Mexico is treating this as “an act of terrorism” against our citizens, said Roberto Gil Zuarth in El Financiero (Mexico). It wasn’t just another American mass shooting. The killer drove some 650 miles from his home outside Dallas to the border city of El Paso, specifically to kill Mexicans—and he was spurred to this slaughter by Trump’s “hate speech.” Our foreign minister, Marcelo Ebrard, says the government might seek the killer’s extradition, but Mexico has no legal standing to do so. Instead, we need to mobilize “unprecedented international pressure” against America’s “official racism.”
President Andrés Manuel López Obrador has been too meek in the face of Trump’s bullying, said Javier Lozano in El Universal (Mexico). A few weeks ago, he surrendered to Trump’s demands that we send troops to our southern border to halt the northward flow of Central American migrants or else be hit with harsh U.S. tariffs. It’s time to restore “strength and dignity” to the bilateral relationship. Yes, we’ll help tackle the migrant crisis—but only if the U.S. stops the trafficking of guns, the weapons that fuel cartel violence here. Some 70 percent of guns found at crime scenes in Mexico were bought legally in the U.S. and then smuggled here. Most importantly, there should be no cooperation on any issue unless Trump ends his racist rhetoric.

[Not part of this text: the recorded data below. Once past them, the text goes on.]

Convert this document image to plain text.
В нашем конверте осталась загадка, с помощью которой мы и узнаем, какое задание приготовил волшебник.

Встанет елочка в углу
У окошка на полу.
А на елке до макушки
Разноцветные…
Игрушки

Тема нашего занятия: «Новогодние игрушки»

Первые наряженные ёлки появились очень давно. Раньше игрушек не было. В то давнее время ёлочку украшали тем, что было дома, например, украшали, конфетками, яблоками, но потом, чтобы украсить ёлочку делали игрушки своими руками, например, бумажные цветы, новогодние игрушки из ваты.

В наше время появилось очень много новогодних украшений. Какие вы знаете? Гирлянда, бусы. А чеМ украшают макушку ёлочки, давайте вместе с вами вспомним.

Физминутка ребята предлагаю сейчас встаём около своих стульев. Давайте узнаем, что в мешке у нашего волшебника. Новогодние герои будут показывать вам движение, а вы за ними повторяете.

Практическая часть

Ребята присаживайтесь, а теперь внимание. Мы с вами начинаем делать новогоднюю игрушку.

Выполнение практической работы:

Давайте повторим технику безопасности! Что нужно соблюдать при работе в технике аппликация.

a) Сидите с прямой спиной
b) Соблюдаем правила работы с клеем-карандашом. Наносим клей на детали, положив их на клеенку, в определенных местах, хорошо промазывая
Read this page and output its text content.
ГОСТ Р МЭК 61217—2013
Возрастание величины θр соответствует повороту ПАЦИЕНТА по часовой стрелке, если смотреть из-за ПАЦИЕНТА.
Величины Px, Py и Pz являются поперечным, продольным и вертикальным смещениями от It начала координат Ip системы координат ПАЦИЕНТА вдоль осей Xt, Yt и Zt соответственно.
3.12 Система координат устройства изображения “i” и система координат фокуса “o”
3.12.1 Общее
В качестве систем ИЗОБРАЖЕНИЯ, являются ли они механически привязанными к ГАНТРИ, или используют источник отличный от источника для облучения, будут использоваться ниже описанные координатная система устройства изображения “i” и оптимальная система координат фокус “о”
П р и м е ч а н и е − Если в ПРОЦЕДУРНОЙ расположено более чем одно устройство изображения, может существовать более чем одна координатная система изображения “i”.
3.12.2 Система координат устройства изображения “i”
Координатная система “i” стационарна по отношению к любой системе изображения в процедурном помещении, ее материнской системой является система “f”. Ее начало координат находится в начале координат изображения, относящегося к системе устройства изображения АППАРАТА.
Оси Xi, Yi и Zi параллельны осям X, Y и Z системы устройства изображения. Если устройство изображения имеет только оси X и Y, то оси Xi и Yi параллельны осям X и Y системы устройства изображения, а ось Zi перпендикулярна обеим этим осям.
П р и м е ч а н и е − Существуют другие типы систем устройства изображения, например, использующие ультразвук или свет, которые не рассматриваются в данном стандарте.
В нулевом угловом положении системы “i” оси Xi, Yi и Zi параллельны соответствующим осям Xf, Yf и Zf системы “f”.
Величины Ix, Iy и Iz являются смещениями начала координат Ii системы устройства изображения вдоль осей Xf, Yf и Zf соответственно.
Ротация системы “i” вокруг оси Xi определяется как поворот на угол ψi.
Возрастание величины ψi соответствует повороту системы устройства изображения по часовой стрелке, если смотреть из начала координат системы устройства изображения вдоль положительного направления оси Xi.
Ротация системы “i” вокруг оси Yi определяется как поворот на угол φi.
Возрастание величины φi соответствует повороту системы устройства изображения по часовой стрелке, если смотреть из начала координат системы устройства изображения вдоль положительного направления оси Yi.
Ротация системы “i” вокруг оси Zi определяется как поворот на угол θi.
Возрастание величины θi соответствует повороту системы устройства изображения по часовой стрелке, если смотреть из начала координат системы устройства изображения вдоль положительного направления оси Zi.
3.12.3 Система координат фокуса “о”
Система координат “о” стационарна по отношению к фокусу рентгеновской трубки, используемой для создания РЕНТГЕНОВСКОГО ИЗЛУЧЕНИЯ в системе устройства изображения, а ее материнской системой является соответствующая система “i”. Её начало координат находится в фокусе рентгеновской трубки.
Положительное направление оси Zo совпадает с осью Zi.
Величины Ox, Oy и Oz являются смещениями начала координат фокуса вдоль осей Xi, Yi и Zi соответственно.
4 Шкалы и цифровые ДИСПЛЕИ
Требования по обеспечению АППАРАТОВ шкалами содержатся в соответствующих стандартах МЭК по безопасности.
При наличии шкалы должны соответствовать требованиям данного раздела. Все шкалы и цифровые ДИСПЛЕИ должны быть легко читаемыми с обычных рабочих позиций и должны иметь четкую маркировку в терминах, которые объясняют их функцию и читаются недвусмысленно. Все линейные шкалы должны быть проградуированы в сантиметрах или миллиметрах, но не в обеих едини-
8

He won’t, said C.J. Werleman in The Sydney Morning Herald (Australia). Trump’s entire “political shtick is pivoted on the white nationalist notion that white Americans find themselves in a door-die struggle with nonwhite immigrants.” He uses dehumanizing terms, calling Hispanic migrants “invaders,” and the El Paso killer echoed those terms. Remember, when Rwandan Hutu politicians called the Tutsi ethnic minority cockroaches, “it started a genocide that resulted in the deaths of upwards of 1 million people in that country.” The U.S. is “in the midst of a domestic white nationalist terrorism crisis,” and the president is only fueling it.